A more scalable approach is to separate responsibilities explicitly.

Browser

WebSocket Gateway

Message Broker

FastAPI Backend

Clear ownership

FastAPI backend

  • handles REST
  • validates input
  • performs core business logic
  • produces events

WebSocket gateway

  • consumes messages
  • manages client connections
  • pushes updates to browsers

Benefits

  • clean separation of concerns
  • independent scaling
  • pub/sub becomes a first-class design choice
  • simpler operational boundaries

This architecture aligns naturally with event-driven systems.

But it introduces a new problem.


The fire-and-forget UX problem

In this model:

  1. Browser calls a REST endpoint
  2. Backend publishes an event
  3. REST returns 200 OK
  4. Browser waits for a WebSocket message… maybe

What happens if:

  • the message is delayed?
  • the client reconnects?
  • something fails silently?

You lose the immediate feedback loop.

This affects:

  • user experience
  • error visibility
  • debuggability

The system works, but the UX feels unreliable.


Async makes system behavior visible

If this feels uncomfortable, that’s expected.

Async systems don’t hide latency, contention, or failure but they expose them. A REST endpoint returning immediately while work continues elsewhere forces you to confront how your system actually behaves.

This is the same idea behind async programming itself: it doesn’t make systems faster by default. It makes waiting explicit.

Once you accept that, designing around event-based state becomes natural.


Closing the loop: event-based state, not assumptions

To fix the UX problem, you need to make state explicit.

A simple pattern:

  1. REST endpoint returns a job / operation ID
  2. Backend emits events tied to that ID
  3. WebSocket pushes updates by ID
  4. Frontend listens or correlates state

POST /action -> job_id
    |
Message Broker
    |
WebSocket Gateway
    |
Browser (by job_id)

Now:

  • success and failure are observable
  • long-running work is traceable
  • UX reflects state, not :)

You’re no longer waiting for a message but you’re tracking progress.


Reference architecture (simplified)

REST-driven model


Client
|
HTTP
|
Backend

Event-driven model

Client
 |
REST
 |
Backend -> Message Broker -> Consumers
 └─► WebSocket Gateway -> Client

Think of REST as command entry and messaging as state propagation.


When not to do this

Not every FastAPI backend needs messaging, gateways, or event-driven UX.

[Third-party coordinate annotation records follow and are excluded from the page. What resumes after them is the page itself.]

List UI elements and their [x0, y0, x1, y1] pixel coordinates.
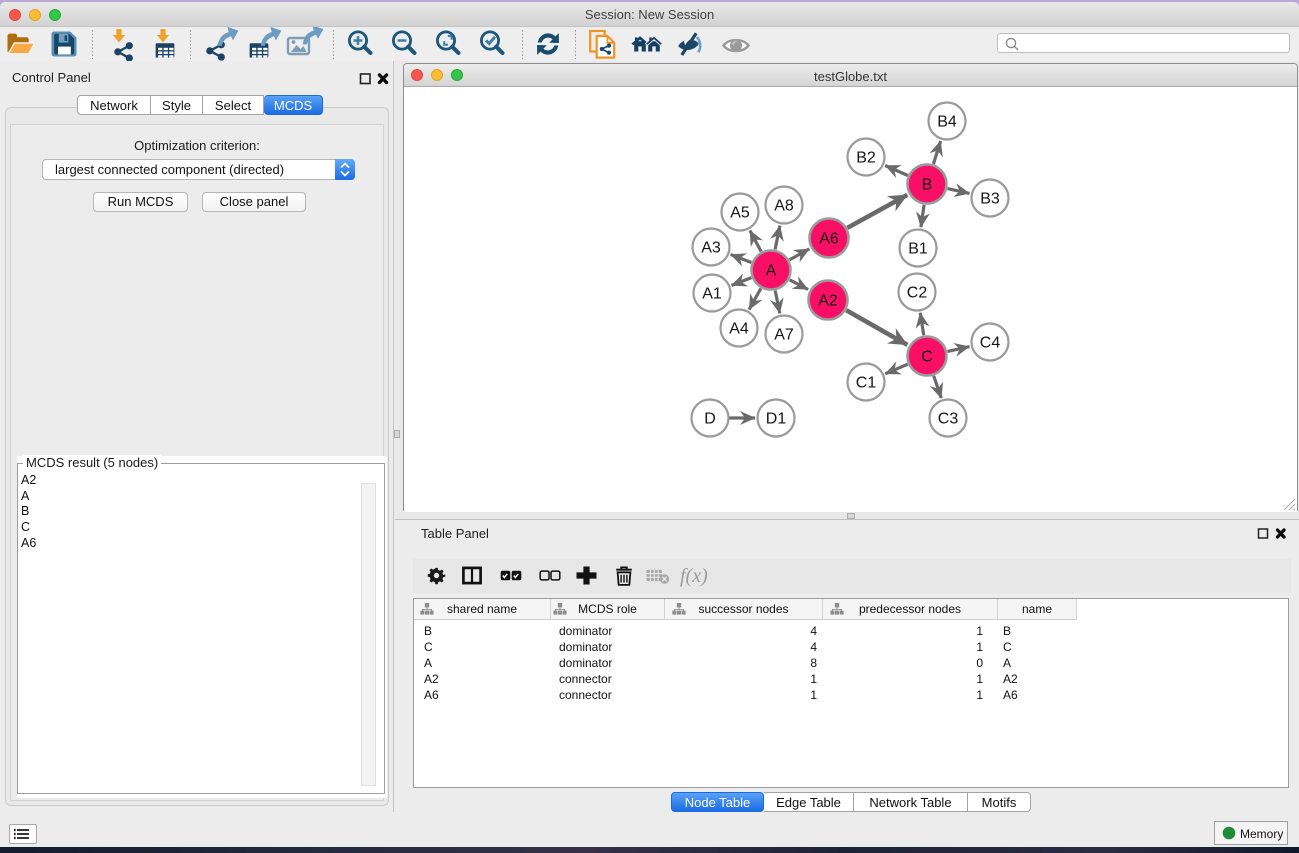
svg-text:A4: A4 [729, 321, 749, 338]
svg-text:D: D [704, 411, 716, 428]
svg-text:B: B [922, 177, 933, 194]
svg-text:A2: A2 [818, 293, 838, 310]
svg-text:B3: B3 [980, 191, 1000, 208]
svg-text:C3: C3 [938, 411, 959, 428]
svg-text:C4: C4 [980, 335, 1001, 352]
svg-text:B4: B4 [937, 114, 957, 131]
svg-text:A6: A6 [819, 231, 839, 248]
svg-text:C1: C1 [856, 375, 877, 392]
svg-text:B1: B1 [908, 241, 928, 258]
svg-text:D1: D1 [766, 411, 787, 428]
svg-text:A5: A5 [730, 205, 750, 222]
svg-text:B2: B2 [856, 150, 876, 167]
svg-text:A8: A8 [774, 198, 794, 215]
svg-text:C: C [921, 349, 933, 366]
svg-text:A: A [766, 263, 777, 280]
svg-text:A3: A3 [701, 240, 721, 257]
svg-text:C2: C2 [907, 285, 928, 302]
svg-text:f(x): f(x) [680, 565, 708, 587]
svg-text:A1: A1 [702, 286, 722, 303]
svg-text:A7: A7 [774, 327, 794, 344]
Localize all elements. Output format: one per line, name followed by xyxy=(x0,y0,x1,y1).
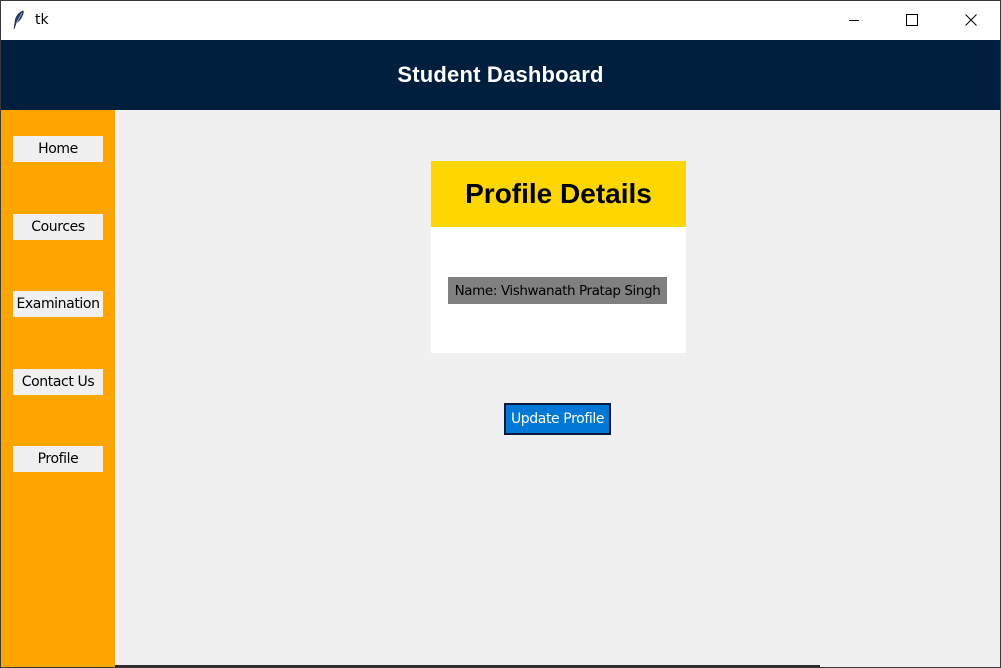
minimize-icon xyxy=(848,11,860,30)
sidebar-item-courses[interactable]: Cources xyxy=(13,214,103,240)
sidebar: Home Cources Examination Contact Us Prof… xyxy=(1,110,115,667)
window-title: tk xyxy=(35,12,49,28)
close-icon xyxy=(965,11,977,30)
profile-card-header: Profile Details xyxy=(431,161,686,227)
dashboard-title: Student Dashboard xyxy=(397,62,604,87)
update-profile-button[interactable]: Update Profile xyxy=(504,403,611,435)
sidebar-item-home[interactable]: Home xyxy=(13,136,103,162)
sidebar-item-profile[interactable]: Profile xyxy=(13,446,103,472)
feather-icon xyxy=(11,10,27,30)
profile-card: Profile Details Name: Vishwanath Pratap … xyxy=(431,161,686,353)
main-content: Profile Details Name: Vishwanath Pratap … xyxy=(115,110,1000,667)
sidebar-item-contact-us[interactable]: Contact Us xyxy=(13,369,103,395)
dashboard-header: Student Dashboard xyxy=(1,40,1000,110)
maximize-button[interactable] xyxy=(883,1,941,40)
app-window: tk Student Dashboard Home Cources Examin… xyxy=(0,0,1001,668)
title-bar[interactable]: tk xyxy=(1,1,1000,40)
profile-name-label: Name: Vishwanath Pratap Singh xyxy=(448,277,667,304)
minimize-button[interactable] xyxy=(825,1,883,40)
sidebar-item-examination[interactable]: Examination xyxy=(13,291,103,317)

You probably don’t need this architecture if:

  • requests are short-lived and synchronous
  • the frontend only needs immediate REST responses
  • failures are rare and easy to retry inline
  • you’re early-stage and optimizing for speed of change

In those cases, a simple REST + async backend is often the best choice.

Architecture should follow pressure, not fashion.

Split responsibilities when:

  • async workflows become the norm
  • user feedback depends on background processing
  • observability and failure handling start to matter more than simplicity

Until then, keep it boring ;)


Final guidance

If you’re introducing pub/sub into a FastAPI system:

  • don’t just bolt it onto REST
  • refactor with a clear separation
  • design delivery as its own concern

Let FastAPI focus on core logic and event production.
Let a gateway focus on real-time delivery.
Track state explicitly to close the UX loop.

Async systems reward clarity.

Design for it early: your users (and future you) will feel the difference.